In a victory for LGBTQ Americans, a federal appeals court delivered a blow to the Trump administration’s Justice Department, ruling that the 1964 Civil Rights Act prohibits anti-gay discrimination in the workplace.
In its ruling on Zarda vs. Altitude Express, the Second Circuit Court of Appeals, covering New York, Connecticut, and Vermont, argued that “a woman who is subject to an adverse employment action because she is attracted to women would have been treated differently if she had been a man who was attracted to women. We can therefore conclude that sexual orientation is a function of sex and, by extension, sexual orientation discrimination is a subset of sex discrimination.”

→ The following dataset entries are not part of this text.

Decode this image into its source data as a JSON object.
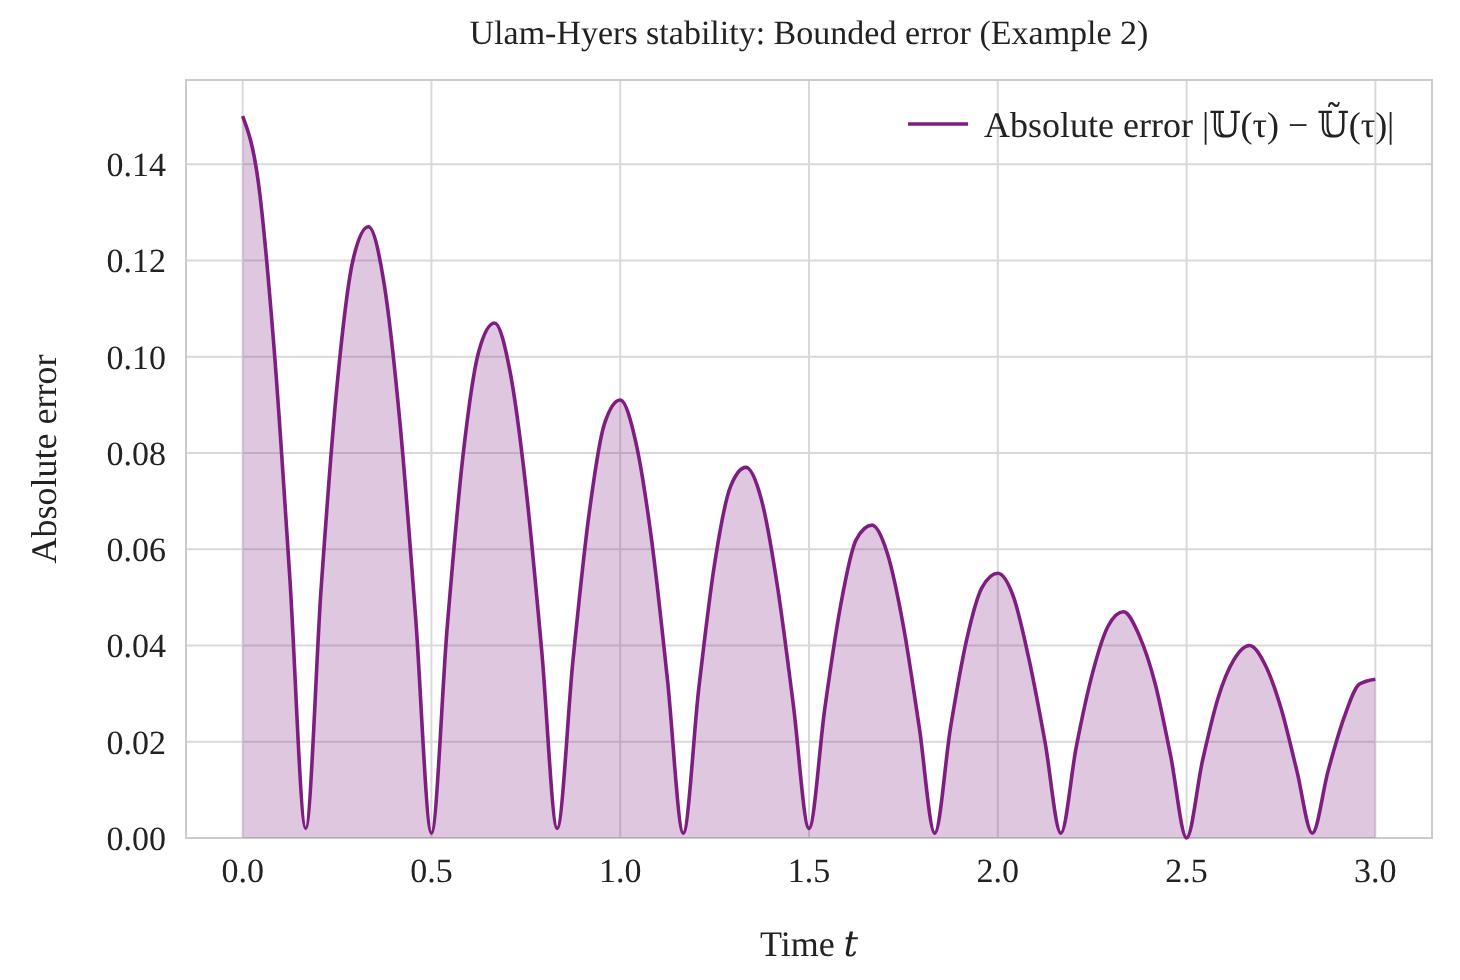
{
  "chart_data": {
    "type": "area",
    "title": "Ulam-Hyers stability: Bounded error (Example 2)",
    "xlabel": "Time 𝑡",
    "ylabel": "Absolute error",
    "x": [
      0,
      0.042,
      0.083,
      0.125,
      0.167,
      0.208,
      0.25,
      0.292,
      0.333,
      0.375,
      0.417,
      0.458,
      0.5,
      0.542,
      0.583,
      0.625,
      0.667,
      0.708,
      0.75,
      0.792,
      0.833,
      0.875,
      0.917,
      0.958,
      1,
      1.042,
      1.083,
      1.125,
      1.167,
      1.208,
      1.25,
      1.292,
      1.333,
      1.375,
      1.417,
      1.458,
      1.5,
      1.542,
      1.583,
      1.625,
      1.667,
      1.708,
      1.75,
      1.792,
      1.833,
      1.875,
      1.917,
      1.958,
      2,
      2.042,
      2.083,
      2.125,
      2.167,
      2.208,
      2.25,
      2.292,
      2.333,
      2.375,
      2.417,
      2.458,
      2.5,
      2.542,
      2.583,
      2.625,
      2.667,
      2.708,
      2.75,
      2.792,
      2.833,
      2.875,
      2.917,
      2.958,
      3
    ],
    "series": [
      {
        "name": "Absolute error |𝕌(τ) − 𝕌̃(τ)|",
        "color": "#7e1e80",
        "values": [
          0.15,
          0.136,
          0.102,
          0.054,
          0.002,
          0.052,
          0.094,
          0.12,
          0.127,
          0.115,
          0.086,
          0.046,
          0.001,
          0.044,
          0.079,
          0.101,
          0.107,
          0.097,
          0.073,
          0.039,
          0.002,
          0.037,
          0.067,
          0.086,
          0.091,
          0.082,
          0.062,
          0.033,
          0.001,
          0.031,
          0.057,
          0.073,
          0.077,
          0.07,
          0.052,
          0.028,
          0.002,
          0.027,
          0.048,
          0.062,
          0.065,
          0.059,
          0.044,
          0.023,
          0.001,
          0.023,
          0.041,
          0.052,
          0.055,
          0.05,
          0.037,
          0.02,
          0.001,
          0.019,
          0.034,
          0.044,
          0.047,
          0.042,
          0.032,
          0.017,
          0.0,
          0.016,
          0.029,
          0.037,
          0.04,
          0.036,
          0.027,
          0.014,
          0.001,
          0.014,
          0.025,
          0.032,
          0.033
        ]
      }
    ],
    "xlim": [
      -0.15,
      3.15
    ],
    "xticks": [
      {
        "value": 0,
        "label": "0.0"
      },
      {
        "value": 0.5,
        "label": "0.5"
      },
      {
        "value": 1,
        "label": "1.0"
      },
      {
        "value": 1.5,
        "label": "1.5"
      },
      {
        "value": 2,
        "label": "2.0"
      },
      {
        "value": 2.5,
        "label": "2.5"
      },
      {
        "value": 3,
        "label": "3.0"
      }
    ],
    "ylim": [
      0,
      0.1575
    ],
    "yticks": [
      {
        "value": 0,
        "label": "0.00"
      },
      0.02,
      0.04,
      0.06,
      0.08,
      {
        "value": 0.1,
        "label": "0.10"
      },
      0.12,
      0.14
    ],
    "grid": true,
    "legend": "top right"
  }
}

The Seventh Circuit Court reached a similar conclusion last year, becoming the first appeals court to argue that Title VII of the Civil Rights Act, which bars discrimination against employees based on “race, color, religion, sex, or national origin,” should be understood to protect LGBTQ Americans.
“There have now been two federal appeals courts to recognize what we’ve always known—that discrimination based on sexual orientation is in fact discrimination, and that there is no room for it in the workplace,” said Ria Tabacco Mar, staff attorney for the American Civil Liberties Union (ACLU), in a statement. “This decision is also a repudiation of the Trump administration’s Justice Department, which has insisted that LGBT discrimination is acceptable under federal law.”